Mitchell, Nicole - Maroon Cloud
SKU
21-FPE 020
Nicole Mitchell - flutes
Fay Victor - vocals
Aruan Ortiz - piano
Tomeka Reid - cello
"Maroon Cloud, a powerful eight-part suite by celebrated flutist Nicole Mitchell, is a paean to the human gift of imagination and its ability to foster resistance in our dystopian times. It features a drum-less quartet with Mitchell, cellist Tomeka Reid, pianist Aruán Ortiz and vocalist Fay Victor, recorded live at National Sawdust in Brooklyn as part of John Zorn's Stone Commissioning Series (March 29, 2017).
In part, maroon cloud refers to the realm of creativity that we can enter simply by closing our eyes -- an ability no one can take away from us.

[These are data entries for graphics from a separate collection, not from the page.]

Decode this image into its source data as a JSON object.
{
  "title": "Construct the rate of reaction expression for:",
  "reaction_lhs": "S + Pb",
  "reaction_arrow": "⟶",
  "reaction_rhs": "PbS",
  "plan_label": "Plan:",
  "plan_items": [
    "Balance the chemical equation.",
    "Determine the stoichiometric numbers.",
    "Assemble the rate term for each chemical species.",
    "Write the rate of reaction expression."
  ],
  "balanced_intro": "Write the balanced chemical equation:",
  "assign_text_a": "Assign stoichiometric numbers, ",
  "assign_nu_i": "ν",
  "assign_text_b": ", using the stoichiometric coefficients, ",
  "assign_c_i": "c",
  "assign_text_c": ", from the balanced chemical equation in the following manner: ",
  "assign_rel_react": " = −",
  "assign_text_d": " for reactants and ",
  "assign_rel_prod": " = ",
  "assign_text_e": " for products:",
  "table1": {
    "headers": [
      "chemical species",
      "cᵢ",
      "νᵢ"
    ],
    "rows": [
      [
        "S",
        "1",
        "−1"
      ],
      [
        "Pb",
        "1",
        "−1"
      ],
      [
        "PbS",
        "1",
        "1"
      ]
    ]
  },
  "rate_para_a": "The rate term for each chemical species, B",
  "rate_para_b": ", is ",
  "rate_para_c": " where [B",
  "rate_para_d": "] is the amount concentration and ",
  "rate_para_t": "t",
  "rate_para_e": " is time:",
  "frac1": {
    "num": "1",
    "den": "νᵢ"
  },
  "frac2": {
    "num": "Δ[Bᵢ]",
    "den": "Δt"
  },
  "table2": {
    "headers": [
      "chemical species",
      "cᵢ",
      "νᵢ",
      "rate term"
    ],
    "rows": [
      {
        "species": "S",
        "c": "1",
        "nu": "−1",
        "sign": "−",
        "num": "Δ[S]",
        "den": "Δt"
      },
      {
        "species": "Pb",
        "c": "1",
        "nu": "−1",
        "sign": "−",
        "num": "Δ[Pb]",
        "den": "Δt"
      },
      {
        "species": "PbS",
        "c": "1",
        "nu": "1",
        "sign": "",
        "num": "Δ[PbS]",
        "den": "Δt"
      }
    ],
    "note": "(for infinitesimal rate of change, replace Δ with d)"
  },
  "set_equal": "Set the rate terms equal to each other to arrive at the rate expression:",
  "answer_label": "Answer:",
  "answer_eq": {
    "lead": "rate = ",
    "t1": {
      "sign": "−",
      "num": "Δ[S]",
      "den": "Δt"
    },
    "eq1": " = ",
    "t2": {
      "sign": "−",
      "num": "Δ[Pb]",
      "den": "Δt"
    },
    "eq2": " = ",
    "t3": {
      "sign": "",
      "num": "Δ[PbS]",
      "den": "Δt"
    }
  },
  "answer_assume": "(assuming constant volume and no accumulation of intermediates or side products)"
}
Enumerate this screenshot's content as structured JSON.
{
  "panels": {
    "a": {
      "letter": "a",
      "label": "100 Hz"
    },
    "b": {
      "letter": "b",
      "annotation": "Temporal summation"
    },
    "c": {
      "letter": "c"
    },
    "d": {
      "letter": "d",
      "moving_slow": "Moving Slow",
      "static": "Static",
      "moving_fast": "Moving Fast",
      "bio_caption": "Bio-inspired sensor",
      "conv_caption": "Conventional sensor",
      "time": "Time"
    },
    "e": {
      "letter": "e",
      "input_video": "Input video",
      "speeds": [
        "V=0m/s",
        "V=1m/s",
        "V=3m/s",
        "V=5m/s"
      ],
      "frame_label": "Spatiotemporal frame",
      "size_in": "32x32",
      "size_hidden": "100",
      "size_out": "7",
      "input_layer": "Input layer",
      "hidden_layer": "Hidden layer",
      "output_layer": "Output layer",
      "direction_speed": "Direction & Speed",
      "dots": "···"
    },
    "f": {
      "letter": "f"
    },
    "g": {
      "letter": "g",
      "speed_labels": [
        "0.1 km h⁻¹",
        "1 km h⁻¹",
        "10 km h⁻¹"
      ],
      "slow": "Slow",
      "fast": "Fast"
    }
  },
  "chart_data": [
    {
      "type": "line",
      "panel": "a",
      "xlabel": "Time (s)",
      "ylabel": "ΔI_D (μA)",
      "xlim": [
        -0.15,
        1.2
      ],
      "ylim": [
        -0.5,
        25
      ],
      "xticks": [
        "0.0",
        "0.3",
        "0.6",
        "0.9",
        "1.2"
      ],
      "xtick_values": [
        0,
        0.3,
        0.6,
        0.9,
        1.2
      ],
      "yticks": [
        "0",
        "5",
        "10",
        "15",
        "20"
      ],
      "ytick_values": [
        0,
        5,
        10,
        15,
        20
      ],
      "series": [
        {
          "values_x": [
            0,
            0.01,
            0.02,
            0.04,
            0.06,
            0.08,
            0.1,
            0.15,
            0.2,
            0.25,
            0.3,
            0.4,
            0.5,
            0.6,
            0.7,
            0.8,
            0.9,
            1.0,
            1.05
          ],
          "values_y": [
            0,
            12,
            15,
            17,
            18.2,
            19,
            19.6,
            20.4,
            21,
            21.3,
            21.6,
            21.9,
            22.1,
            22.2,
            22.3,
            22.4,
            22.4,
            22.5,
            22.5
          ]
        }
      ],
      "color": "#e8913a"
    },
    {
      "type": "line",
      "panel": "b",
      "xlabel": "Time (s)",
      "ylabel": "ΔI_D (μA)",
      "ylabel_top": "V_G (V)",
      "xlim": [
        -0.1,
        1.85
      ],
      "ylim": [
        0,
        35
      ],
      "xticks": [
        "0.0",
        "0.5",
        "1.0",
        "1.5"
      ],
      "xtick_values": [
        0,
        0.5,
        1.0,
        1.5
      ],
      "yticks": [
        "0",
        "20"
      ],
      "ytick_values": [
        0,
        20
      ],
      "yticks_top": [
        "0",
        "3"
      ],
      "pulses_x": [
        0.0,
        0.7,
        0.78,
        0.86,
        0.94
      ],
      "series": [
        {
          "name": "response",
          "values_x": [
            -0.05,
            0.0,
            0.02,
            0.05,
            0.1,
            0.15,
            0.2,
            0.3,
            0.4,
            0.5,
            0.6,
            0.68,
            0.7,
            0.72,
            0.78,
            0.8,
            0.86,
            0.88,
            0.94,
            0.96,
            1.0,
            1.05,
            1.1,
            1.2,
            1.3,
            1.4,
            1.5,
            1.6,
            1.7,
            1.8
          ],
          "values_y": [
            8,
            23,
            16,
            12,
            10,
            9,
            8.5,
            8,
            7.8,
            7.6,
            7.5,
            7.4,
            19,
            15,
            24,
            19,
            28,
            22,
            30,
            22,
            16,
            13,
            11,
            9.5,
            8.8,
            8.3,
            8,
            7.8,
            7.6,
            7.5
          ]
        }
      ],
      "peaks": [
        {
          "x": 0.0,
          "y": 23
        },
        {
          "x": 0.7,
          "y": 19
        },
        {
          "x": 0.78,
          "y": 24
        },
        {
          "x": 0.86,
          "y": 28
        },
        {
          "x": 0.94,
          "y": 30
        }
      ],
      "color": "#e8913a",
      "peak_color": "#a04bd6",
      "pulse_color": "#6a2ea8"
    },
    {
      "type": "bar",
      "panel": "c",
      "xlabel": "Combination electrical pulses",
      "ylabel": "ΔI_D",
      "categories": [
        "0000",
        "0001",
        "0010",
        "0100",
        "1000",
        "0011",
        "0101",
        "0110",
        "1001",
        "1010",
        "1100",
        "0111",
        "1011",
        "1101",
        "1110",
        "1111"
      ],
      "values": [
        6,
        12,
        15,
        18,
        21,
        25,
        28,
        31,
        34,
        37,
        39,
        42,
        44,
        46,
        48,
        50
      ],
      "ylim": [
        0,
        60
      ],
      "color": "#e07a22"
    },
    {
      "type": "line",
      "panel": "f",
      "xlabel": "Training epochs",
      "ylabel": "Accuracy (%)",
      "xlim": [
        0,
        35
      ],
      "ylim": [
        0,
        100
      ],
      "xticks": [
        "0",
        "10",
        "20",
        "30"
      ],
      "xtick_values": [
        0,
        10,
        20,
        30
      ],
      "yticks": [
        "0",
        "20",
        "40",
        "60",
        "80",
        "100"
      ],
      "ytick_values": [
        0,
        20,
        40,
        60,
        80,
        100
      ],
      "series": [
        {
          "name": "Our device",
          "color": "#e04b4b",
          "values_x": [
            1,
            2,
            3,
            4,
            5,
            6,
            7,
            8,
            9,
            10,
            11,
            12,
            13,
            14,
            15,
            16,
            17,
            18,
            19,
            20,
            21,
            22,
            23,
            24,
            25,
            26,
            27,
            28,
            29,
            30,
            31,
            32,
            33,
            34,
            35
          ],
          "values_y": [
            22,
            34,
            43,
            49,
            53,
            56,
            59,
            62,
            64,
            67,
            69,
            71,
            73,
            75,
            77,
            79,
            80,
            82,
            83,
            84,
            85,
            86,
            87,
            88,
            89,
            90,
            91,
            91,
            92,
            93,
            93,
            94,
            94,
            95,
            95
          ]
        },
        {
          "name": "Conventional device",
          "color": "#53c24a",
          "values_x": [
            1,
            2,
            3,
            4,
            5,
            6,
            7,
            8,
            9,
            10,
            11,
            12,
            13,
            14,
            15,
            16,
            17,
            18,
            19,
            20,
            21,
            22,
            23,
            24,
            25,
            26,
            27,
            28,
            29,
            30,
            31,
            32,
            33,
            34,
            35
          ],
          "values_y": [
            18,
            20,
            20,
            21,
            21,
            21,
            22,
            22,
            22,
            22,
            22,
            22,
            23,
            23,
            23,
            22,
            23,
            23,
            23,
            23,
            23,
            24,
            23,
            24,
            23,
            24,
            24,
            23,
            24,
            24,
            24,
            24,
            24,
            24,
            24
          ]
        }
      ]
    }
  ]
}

"Imagination, especially black imagination, is a really vital and undervalued resource," the composer states. "It's very clear that we can't continue in the same direction that we've gone, but we need to return to where imagination and creativity come from, because if we don't have another vision then we can't make a different future. What makes us special as human beings is our ability to imagine things that don't even exist yet." Those future-seeking visions, for now, exist in what we might call the "cloud." "Maroon," meanwhile, has a number of meanings: it ties into the theme of resistance by referencing the Maroons -- those Africans who escaped slavery in the Caribbean and banded with indigenous people to form their own communities as early as the 16th century. Mitchell also cites the alternate meaning of "marooned," i.e., people being abandoned to their fate. And then there's maroon, the rich dark color we might see with eyes closed, imagining social and political renewal.
Nicole Mitchell, a longtime Chicagoan and professor of music at the University of California-Irvine, recently received a Champion of New Music Award from the American Composers Forum. She has been hailed for her "Afrofuturist vision" and credited as "the most inventive flutist in the past 30 years of jazz" by The New York Times. Her varied projects and leadership as the first woman to chair the AACM have widened the scope of improvised music."